Militaires français et soldats indigènes dans le Tonkin, vers 1902-1905
Dirigée par un gouverneur général installé à Saïgon, elle englobe la colonie Cochinchine, les protectorats d’Annam, du Tonkin, du Cambodge et du Laos. Une Indochine, longtemps considérée comme le joyau de l’Empire colonial français et qui sera au cœur de l’exposition coloniale internationale de Vincennes de 1931. À l’exception de quelques esprits originaux, les coloniaux vont avoir tendance à nier l’existence d’un fait national vietnamien aussi ancien que légitime aux yeux des populations. Ce faisant, ils vont minimiser les multiples mouvements de résistance ou tentatives de lutte armée qui jalonnent l’histoire de leur colonisation, préférant y voir les séquelles d’une piraterie traditionnelle. Freinant le développement économique et la prospérité qu’attendent les indigènes.
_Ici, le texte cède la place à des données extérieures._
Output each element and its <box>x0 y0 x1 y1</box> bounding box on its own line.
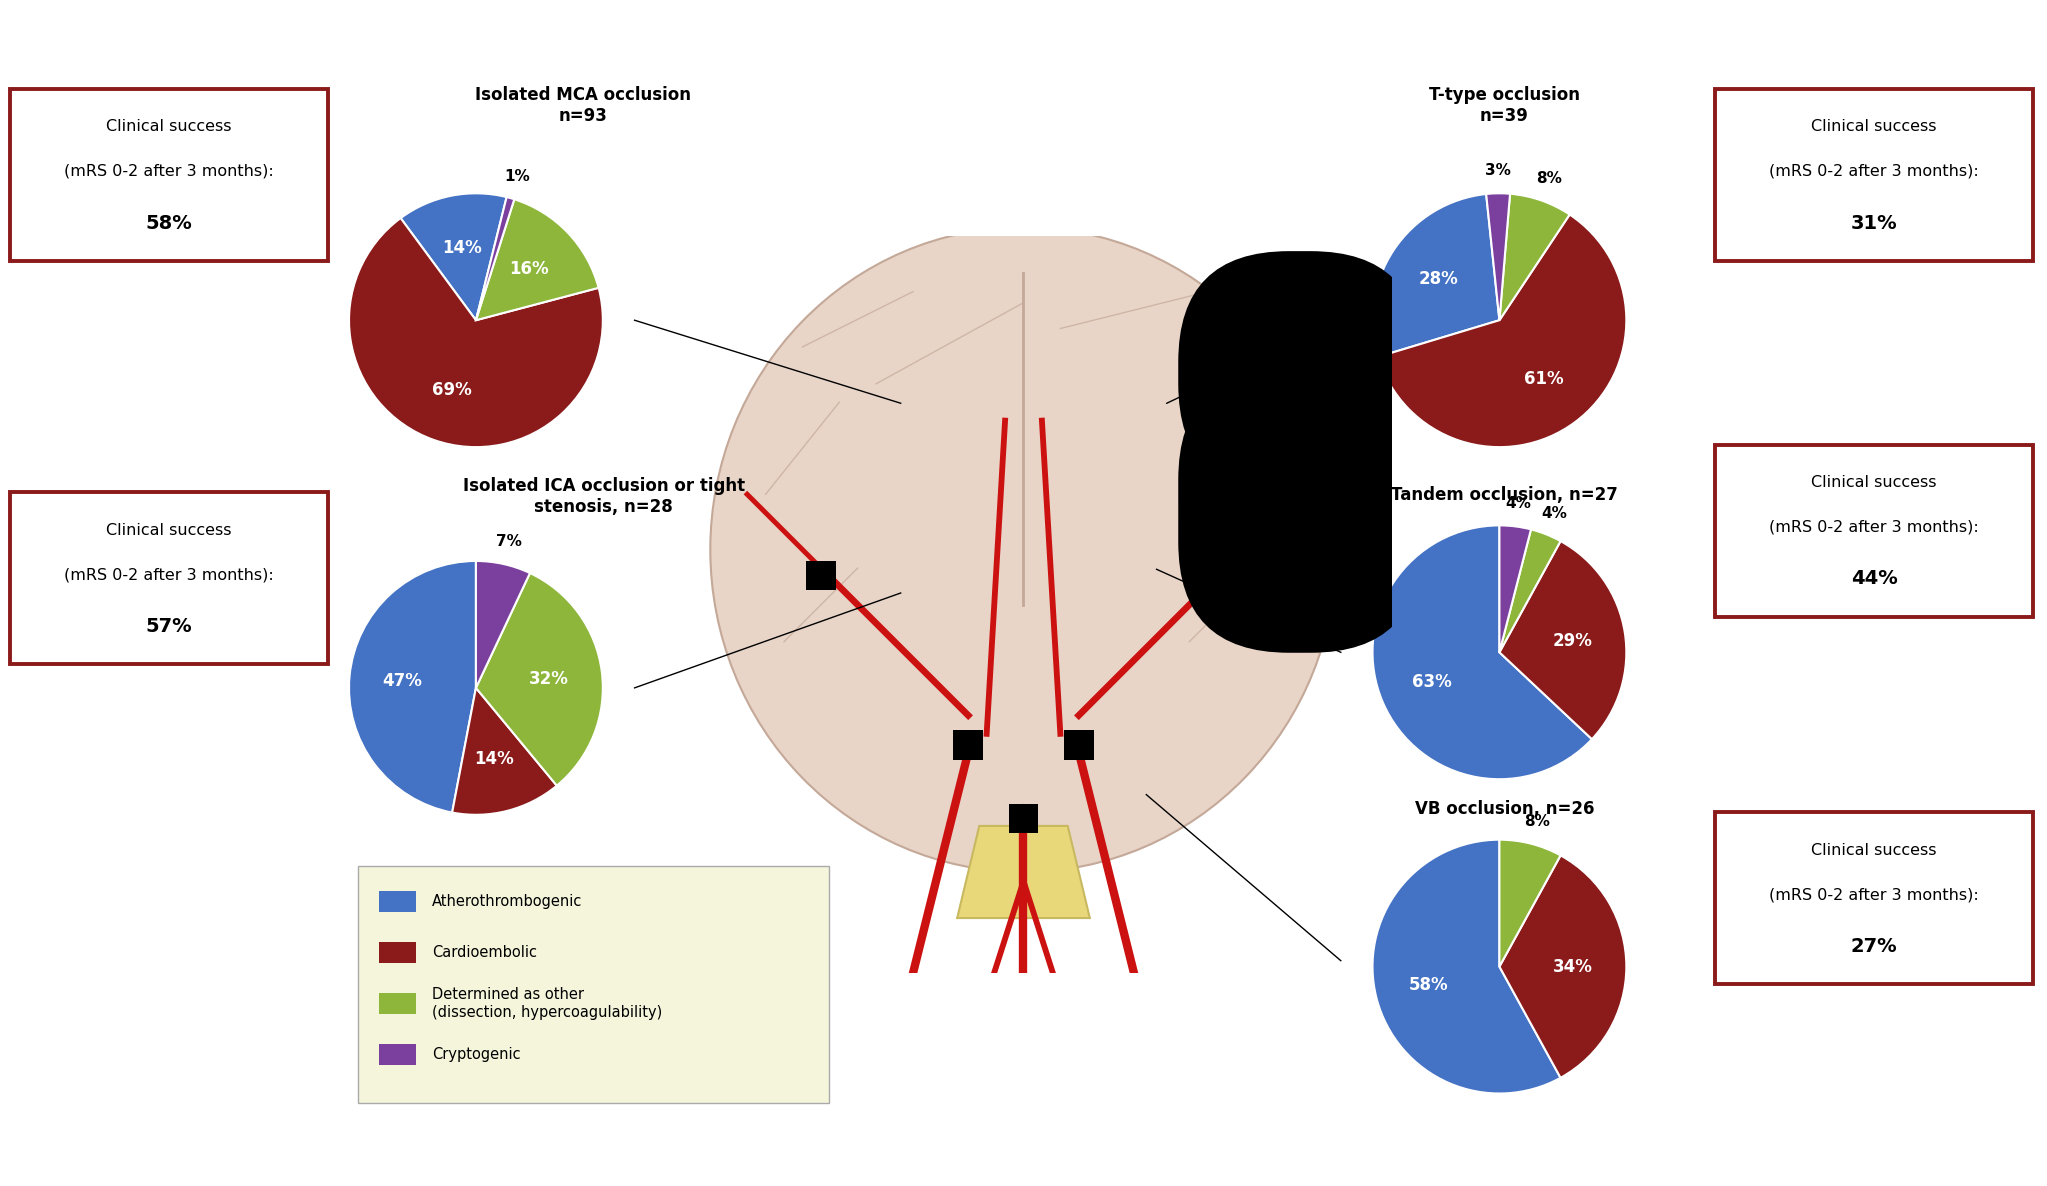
Text: Clinical success: Clinical success <box>1812 843 1936 857</box>
FancyBboxPatch shape <box>1715 89 2033 261</box>
Wedge shape <box>1498 541 1625 739</box>
FancyBboxPatch shape <box>379 993 416 1014</box>
Wedge shape <box>1498 525 1531 652</box>
Text: 47%: 47% <box>383 672 422 690</box>
FancyBboxPatch shape <box>1064 731 1093 759</box>
Text: (mRS 0-2 after 3 months):: (mRS 0-2 after 3 months): <box>1769 519 1979 535</box>
Wedge shape <box>475 573 602 785</box>
FancyBboxPatch shape <box>807 561 835 591</box>
Wedge shape <box>1378 215 1625 447</box>
FancyBboxPatch shape <box>1715 445 2033 617</box>
Wedge shape <box>475 561 530 688</box>
Text: 3%: 3% <box>1484 162 1511 178</box>
Wedge shape <box>475 197 514 320</box>
Text: 31%: 31% <box>1850 213 1898 232</box>
Text: 32%: 32% <box>528 670 569 688</box>
FancyBboxPatch shape <box>10 89 328 261</box>
Text: Determined as other
(dissection, hypercoagulability): Determined as other (dissection, hyperco… <box>432 987 661 1020</box>
FancyBboxPatch shape <box>379 1044 416 1065</box>
Text: 8%: 8% <box>1535 171 1562 186</box>
Text: 58%: 58% <box>1408 976 1447 994</box>
Text: 4%: 4% <box>1541 505 1568 521</box>
Ellipse shape <box>710 228 1337 872</box>
Wedge shape <box>452 688 557 815</box>
FancyBboxPatch shape <box>954 731 983 759</box>
FancyBboxPatch shape <box>1179 369 1421 612</box>
Wedge shape <box>1498 529 1560 652</box>
Text: 16%: 16% <box>510 261 549 279</box>
FancyBboxPatch shape <box>379 891 416 912</box>
FancyBboxPatch shape <box>10 492 328 664</box>
Text: Atherothrombogenic: Atherothrombogenic <box>432 894 581 908</box>
Text: 14%: 14% <box>442 240 481 257</box>
Wedge shape <box>1498 840 1560 967</box>
Text: 7%: 7% <box>495 534 522 549</box>
Wedge shape <box>350 218 602 447</box>
FancyBboxPatch shape <box>1226 310 1374 439</box>
Text: Clinical success: Clinical success <box>106 523 231 537</box>
Text: 14%: 14% <box>475 751 514 769</box>
Text: Clinical success: Clinical success <box>106 120 231 134</box>
Text: 58%: 58% <box>145 213 192 232</box>
Text: Clinical success: Clinical success <box>1812 120 1936 134</box>
FancyBboxPatch shape <box>1226 458 1374 586</box>
FancyBboxPatch shape <box>1009 804 1038 834</box>
Wedge shape <box>1374 195 1498 357</box>
Text: 34%: 34% <box>1554 957 1593 976</box>
FancyBboxPatch shape <box>358 866 829 1103</box>
Text: (mRS 0-2 after 3 months):: (mRS 0-2 after 3 months): <box>1769 887 1979 903</box>
Text: 69%: 69% <box>432 381 471 398</box>
Text: VB occlusion, n=26: VB occlusion, n=26 <box>1414 801 1595 818</box>
Text: 8%: 8% <box>1523 814 1550 829</box>
Polygon shape <box>958 825 1089 918</box>
Wedge shape <box>1498 855 1627 1078</box>
Text: Clinical success: Clinical success <box>1812 476 1936 490</box>
Text: 61%: 61% <box>1523 370 1564 388</box>
Wedge shape <box>1374 525 1593 779</box>
Text: Tandem occlusion, n=27: Tandem occlusion, n=27 <box>1392 486 1617 504</box>
Text: Isolated ICA occlusion or tight
stenosis, n=28: Isolated ICA occlusion or tight stenosis… <box>463 477 745 516</box>
FancyBboxPatch shape <box>1179 251 1421 495</box>
Text: (mRS 0-2 after 3 months):: (mRS 0-2 after 3 months): <box>63 164 274 179</box>
Text: Cryptogenic: Cryptogenic <box>432 1047 520 1061</box>
Text: 57%: 57% <box>145 617 192 636</box>
Text: (mRS 0-2 after 3 months):: (mRS 0-2 after 3 months): <box>63 567 274 582</box>
Wedge shape <box>475 199 598 320</box>
Text: 1%: 1% <box>504 168 530 184</box>
Text: Isolated MCA occlusion
n=93: Isolated MCA occlusion n=93 <box>475 85 692 125</box>
Wedge shape <box>401 193 506 320</box>
Wedge shape <box>350 561 475 812</box>
FancyBboxPatch shape <box>379 942 416 963</box>
Wedge shape <box>1486 193 1511 320</box>
FancyBboxPatch shape <box>1179 409 1421 652</box>
Text: 4%: 4% <box>1505 496 1531 511</box>
Text: 27%: 27% <box>1850 937 1898 956</box>
Text: 29%: 29% <box>1552 632 1593 650</box>
Text: 28%: 28% <box>1419 270 1457 288</box>
Wedge shape <box>1374 840 1560 1093</box>
Text: Cardioembolic: Cardioembolic <box>432 945 536 959</box>
Text: 44%: 44% <box>1850 569 1898 588</box>
Text: T-type occlusion
n=39: T-type occlusion n=39 <box>1429 85 1580 125</box>
FancyBboxPatch shape <box>1715 812 2033 984</box>
Text: (mRS 0-2 after 3 months):: (mRS 0-2 after 3 months): <box>1769 164 1979 179</box>
Text: 63%: 63% <box>1412 672 1451 690</box>
Wedge shape <box>1498 193 1570 320</box>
La rue Catinat à Saïgon en 1932
Ces derniers, globalement qualifiés d’Annamites, s’ils seront nombreux à mesurer les enjeux de cette inéluctable modernisation, le seront tout autant à quêter l’occasion qui leur permettra de conquérir leur indépendance. Celle-ci surviendra à la suite du 9 mars 1945, lorsque les occupants japonais jettent à bas l’administration coloniale, ouvrant aux nationalistes vietnamiens en particulier aux communistes regroupés derrière Hô Chi Minh, les voies du pouvoir.
La rue des Pavillons noirs à Hanoï, carte postale
De la guerre contre les pirates, terme dont certains rapports affublent encore les bandes nationalistes en 1945-1946, la France passe à la guerre contre le Vietminh sans toujours prendre conscience du fait qu’il s’agit, pour nombre de patriotes vietnamiens, des suites d’un combat mené depuis les premiers jours de la conquête.